During the trial, SON presented evidence to back up the claim that Oliphant lied when, in treaty negotiations, he told the assembled Saugeen and Nawash Chiefs “that squatters were, even then, locating themselves without permission” on the Peninsula. He went on to speak of “the extreme difficulty, if not impossibility, of preventing such unauthorised intrusion,” as Justice Matheson later noted.

The treaty negotiations did not begin in earnest until the late afternoon of October, 13, 1854 because the Chiefs were out on the fishing grounds. It went on into the night, until the treaty was signed about 1 a.m.

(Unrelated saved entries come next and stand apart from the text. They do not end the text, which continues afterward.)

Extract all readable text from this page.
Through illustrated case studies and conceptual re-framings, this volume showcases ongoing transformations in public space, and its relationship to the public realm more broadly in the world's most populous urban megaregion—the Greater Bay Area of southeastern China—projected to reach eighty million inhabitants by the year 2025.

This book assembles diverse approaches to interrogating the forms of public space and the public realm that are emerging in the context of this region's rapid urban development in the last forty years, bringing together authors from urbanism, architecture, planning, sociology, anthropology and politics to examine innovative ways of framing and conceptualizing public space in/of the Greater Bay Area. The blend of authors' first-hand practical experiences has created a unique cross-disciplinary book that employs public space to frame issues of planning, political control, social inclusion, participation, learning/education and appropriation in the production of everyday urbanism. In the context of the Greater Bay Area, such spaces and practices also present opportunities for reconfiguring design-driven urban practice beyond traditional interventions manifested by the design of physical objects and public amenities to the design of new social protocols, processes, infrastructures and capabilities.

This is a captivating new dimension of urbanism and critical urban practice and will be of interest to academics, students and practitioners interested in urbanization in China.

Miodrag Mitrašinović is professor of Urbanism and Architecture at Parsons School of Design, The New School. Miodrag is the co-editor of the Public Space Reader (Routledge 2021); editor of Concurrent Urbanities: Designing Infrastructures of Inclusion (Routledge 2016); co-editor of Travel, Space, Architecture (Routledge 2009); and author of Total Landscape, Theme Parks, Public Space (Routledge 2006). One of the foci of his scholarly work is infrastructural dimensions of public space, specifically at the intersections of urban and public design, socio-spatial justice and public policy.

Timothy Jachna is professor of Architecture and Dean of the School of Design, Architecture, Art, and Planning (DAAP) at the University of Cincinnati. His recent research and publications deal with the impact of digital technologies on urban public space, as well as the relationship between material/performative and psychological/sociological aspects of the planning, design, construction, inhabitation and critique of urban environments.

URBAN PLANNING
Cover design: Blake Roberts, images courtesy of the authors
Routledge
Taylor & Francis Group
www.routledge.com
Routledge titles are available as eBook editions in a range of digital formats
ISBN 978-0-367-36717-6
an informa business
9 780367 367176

The next day, back in Owen Sound, Oliphant issued a notice that no squatters would be allowed on the peninsula land just surrendered in Treaty 72, and thus now Crown land. He wrote to the sheriff of Grey County, informing him of the surrender and requesting his assistance in “summarily ejecting” squatters. And, finally, Oliphant also wrote to surveyor Charles Rankin, asking him to do everything he could to keep the sheriff informed and help remove squatters.

However, Justice Matheson, did not agree Oliphant lied during the treaty negotiations and, thus, did not breach the honor of the Crown like Anderson. SON has also appealed that decision.

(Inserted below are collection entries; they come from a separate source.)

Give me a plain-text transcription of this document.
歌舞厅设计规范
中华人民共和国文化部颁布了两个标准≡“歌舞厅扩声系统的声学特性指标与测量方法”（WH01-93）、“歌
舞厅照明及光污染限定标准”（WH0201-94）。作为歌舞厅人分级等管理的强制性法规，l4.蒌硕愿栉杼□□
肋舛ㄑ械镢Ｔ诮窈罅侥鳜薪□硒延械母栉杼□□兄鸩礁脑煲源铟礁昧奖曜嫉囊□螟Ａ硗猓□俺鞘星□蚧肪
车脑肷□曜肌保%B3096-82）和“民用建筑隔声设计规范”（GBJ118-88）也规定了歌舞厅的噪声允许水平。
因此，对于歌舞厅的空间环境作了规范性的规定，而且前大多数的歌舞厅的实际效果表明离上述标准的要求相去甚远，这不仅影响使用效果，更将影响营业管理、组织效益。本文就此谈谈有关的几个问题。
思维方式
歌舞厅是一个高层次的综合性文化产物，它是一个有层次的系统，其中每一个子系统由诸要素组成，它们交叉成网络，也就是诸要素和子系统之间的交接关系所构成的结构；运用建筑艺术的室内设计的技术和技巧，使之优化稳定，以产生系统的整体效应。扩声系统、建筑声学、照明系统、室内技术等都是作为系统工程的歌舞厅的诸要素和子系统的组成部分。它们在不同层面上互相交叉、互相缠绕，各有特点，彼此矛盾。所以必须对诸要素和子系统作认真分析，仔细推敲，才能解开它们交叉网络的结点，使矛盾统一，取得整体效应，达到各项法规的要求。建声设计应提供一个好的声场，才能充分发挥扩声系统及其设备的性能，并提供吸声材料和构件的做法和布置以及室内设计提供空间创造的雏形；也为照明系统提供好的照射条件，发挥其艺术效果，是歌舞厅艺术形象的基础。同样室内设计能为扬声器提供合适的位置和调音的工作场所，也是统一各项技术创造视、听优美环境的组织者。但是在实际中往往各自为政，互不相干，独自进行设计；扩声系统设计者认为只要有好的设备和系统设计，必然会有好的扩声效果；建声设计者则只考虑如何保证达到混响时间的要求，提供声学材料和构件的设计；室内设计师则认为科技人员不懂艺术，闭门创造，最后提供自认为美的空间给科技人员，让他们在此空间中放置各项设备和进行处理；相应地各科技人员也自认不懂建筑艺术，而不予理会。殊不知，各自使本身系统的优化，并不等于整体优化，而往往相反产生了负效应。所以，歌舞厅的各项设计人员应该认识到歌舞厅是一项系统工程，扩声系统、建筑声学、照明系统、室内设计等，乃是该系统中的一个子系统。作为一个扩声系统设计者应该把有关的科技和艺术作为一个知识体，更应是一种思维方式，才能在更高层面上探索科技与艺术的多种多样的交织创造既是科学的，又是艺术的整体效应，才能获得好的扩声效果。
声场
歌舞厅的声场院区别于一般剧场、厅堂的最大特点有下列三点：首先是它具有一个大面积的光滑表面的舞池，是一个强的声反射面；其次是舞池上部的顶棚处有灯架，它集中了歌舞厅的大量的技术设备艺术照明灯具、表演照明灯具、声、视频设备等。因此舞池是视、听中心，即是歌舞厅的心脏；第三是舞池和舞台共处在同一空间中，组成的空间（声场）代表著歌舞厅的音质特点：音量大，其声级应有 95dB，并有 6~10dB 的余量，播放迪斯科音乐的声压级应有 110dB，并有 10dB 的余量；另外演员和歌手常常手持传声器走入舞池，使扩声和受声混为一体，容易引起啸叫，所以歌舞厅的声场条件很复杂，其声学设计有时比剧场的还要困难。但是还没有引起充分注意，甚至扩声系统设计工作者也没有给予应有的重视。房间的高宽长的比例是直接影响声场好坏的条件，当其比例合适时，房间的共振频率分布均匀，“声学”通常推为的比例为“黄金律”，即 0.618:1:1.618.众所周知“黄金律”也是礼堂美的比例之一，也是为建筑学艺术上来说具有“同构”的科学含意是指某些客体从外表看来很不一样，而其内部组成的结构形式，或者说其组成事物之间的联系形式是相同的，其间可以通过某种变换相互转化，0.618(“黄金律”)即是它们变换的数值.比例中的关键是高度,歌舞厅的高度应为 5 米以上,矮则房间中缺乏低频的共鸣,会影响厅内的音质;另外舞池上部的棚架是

Since it was first filed initiated in court in 1994 the SON lawsuit has claimed damages totalling $90 billion, an amount often cited in news media reports. In legal parlance it’s known as a “placeholder,” John Bainbridge, a lawyer with land claim experience, wrote in the Bruce Peninsula Press in August, 2019. “Any litigant who fails to put in a figure for compensation in their Statement of Claim will get zero dollars if they win the lawsuit. If the SON establish that they have a valid claim, a negotiation will begin to determine an accurate figure for compensation that will probably fall far short of $90 billion,” Bainbridge wrote. He noted “the Nunavut Land Claims Agreement is one of the biggest so far in Canada and the compensation they received was $1.4 billion.”

The SON lawsuit is being handled by the Ontario court, as agreed by the participants, as a two-phase process. It’s still in the first stage, to determine the merit, to one degree or another, of the SON claims. If in favor of SON to whatever extent as determined in phase one, the second phase will consider an appropriate amount of compensation and how that will be paid.

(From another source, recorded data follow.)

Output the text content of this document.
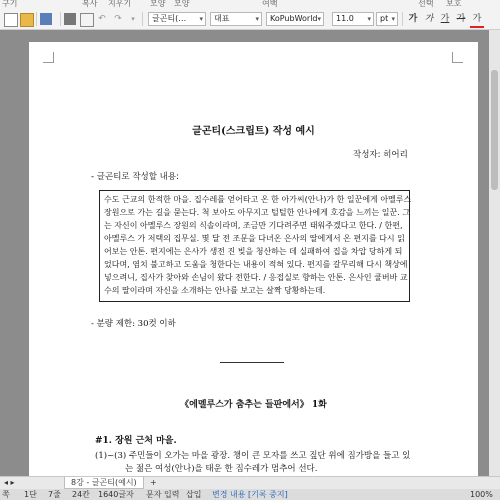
구기	복사 지우기 모양 모양	여백	선택 보호
↶ ↷	▾	글곤티(… ▾	대표	▾	KoPubWorld ▾	11.0 ▾	pt ▾ 가 가 가 가 가
글곤티(스크립트) 작성 예시
작성자: 히어리
- 글곤티로 작성할 내용:

수도 근교의 한적한 마을. 집수레를 얻어타고 온 한 아가씨(안나)가 한 일꾼에게 아멜루스

장원으로 가는 길을 묻는다. 척 보아도 아무지고 털털한 안나에게 호감을 느끼는 일꾼. 그

는 자신이 아멜루스 장원의 식솔이라며, 조금만 기다려주면 태워주겠다고 한다. / 한편,

아멜루스 가 저택의 집무실. 몇 달 전 조문을 다녀온 은사의 딸에게서 온 편지를 다시 읽

어보는 안톤. 편지에는 은사가 생전 진 빚을 청산하는 데 실패하여 집을 차압 당하게 되

었다며, 염치 불고하고 도움을 청한다는 내용이 적혀 있다. 편지를 갈무리해 다시 책상에

넣으려니, 집사가 찾아와 손님이 왔다 전한다. / 응접실로 향하는 안톤. 은사인 쿨버바 교

수의 딸이라며 자신을 소개하는 안나를 보고는 살짝 당황하는데.

- 분량 제한: 30컷 이하
《에멜루스가 춤추는 들판에서》 1화
#1. 장원 근처 마을.
(1)~(3) 주민들이 오가는 마을 광장. 챙이 큰 모자를 쓰고 짚단 위에 짐가방을 들고 있
는 젊은 여성(안나)을 태운 한 짐수레가 멈추어 선다.
◂ ▸	8강 - 글곤티(예시)	+
쪽 1단 7줄 24칸 1640글자 문자 입력 삽입 변경 내용 [기록 중지]	100%
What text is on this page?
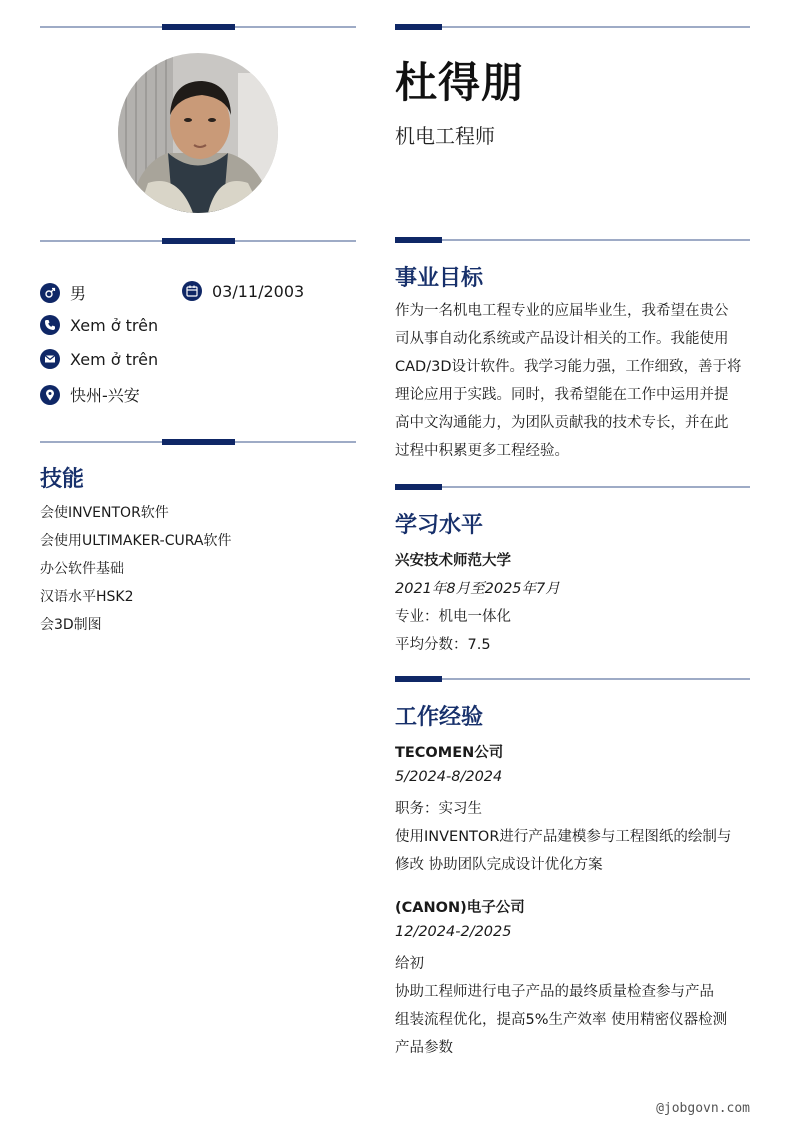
杜得朋
机电工程师
男	03/11/2003
Xem ở trên
Xem ở trên
快州-兴安
技能
会使INVENTOR软件
会使用ULTIMAKER-CURA软件
办公软件基础
汉语水平HSK2
会3D制图
事业目标
作为一名机电工程专业的应届毕业生，我希望在贵公
司从事自动化系统或产品设计相关的工作。我能使用
CAD/3D设计软件。我学习能力强，工作细致，善于将
理论应用于实践。同时，我希望能在工作中运用并提
高中文沟通能力，为团队贡献我的技术专长，并在此
过程中积累更多工程经验。
学习水平
兴安技术师范大学
2021年8月至2025年7月
专业：机电一体化
平均分数：7.5
工作经验
TECOMEN公司
5/2024-8/2024
职务：实习生
使用INVENTOR进行产品建模参与工程图纸的绘制与
修改 协助团队完成设计优化方案
(CANON)电子公司
12/2024-2/2025
给初
协助工程师进行电子产品的最终质量检查参与产品
组装流程优化，提高5%生产效率 使用精密仪器检测
产品参数
@jobgovn.com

In that event, given the fiscal restraints of government coffers, made worse by the current Covid 19 pandemic, a purely financial settlement is unlikely. The stage has been set for settlements based on land transfers, as in the three out-of-court settlements already reached.

The overall process, as it now stands, may yet take more years. Or there may be a final out-of-court settlement involving the remaining defendants sooner, possibly in 2022. A lot depends on motivation of the two senior defendants, the federal and Ontario governments.

In the spirit of full disclosure, I note here that the province has about 2,000 acres (809 hectares) of Crown land in Hope Ness. My home and property are surrounded on three sides by it, including the Hope Bay Nature Reserve. That land is a prime candidate for inclusion in a potential Ontario/SON settlement.

Am I worried about that, for my sake, and the sake of my family? Not really. Despite the dishonourable way they were treated, over and over again, since before 1836, the Saugeen/Nawash people chose the path of peace in the courts of their historic oppressor to seek justice. That was, and remains a huge expression of hopeful trust in the current processes of the Crown and Canada, as well as the inherent justice of their cause.

And that is a thought worth taking in consideration as everyone on the peninsula waits, and thinks, about how the claim will, or should be, settled.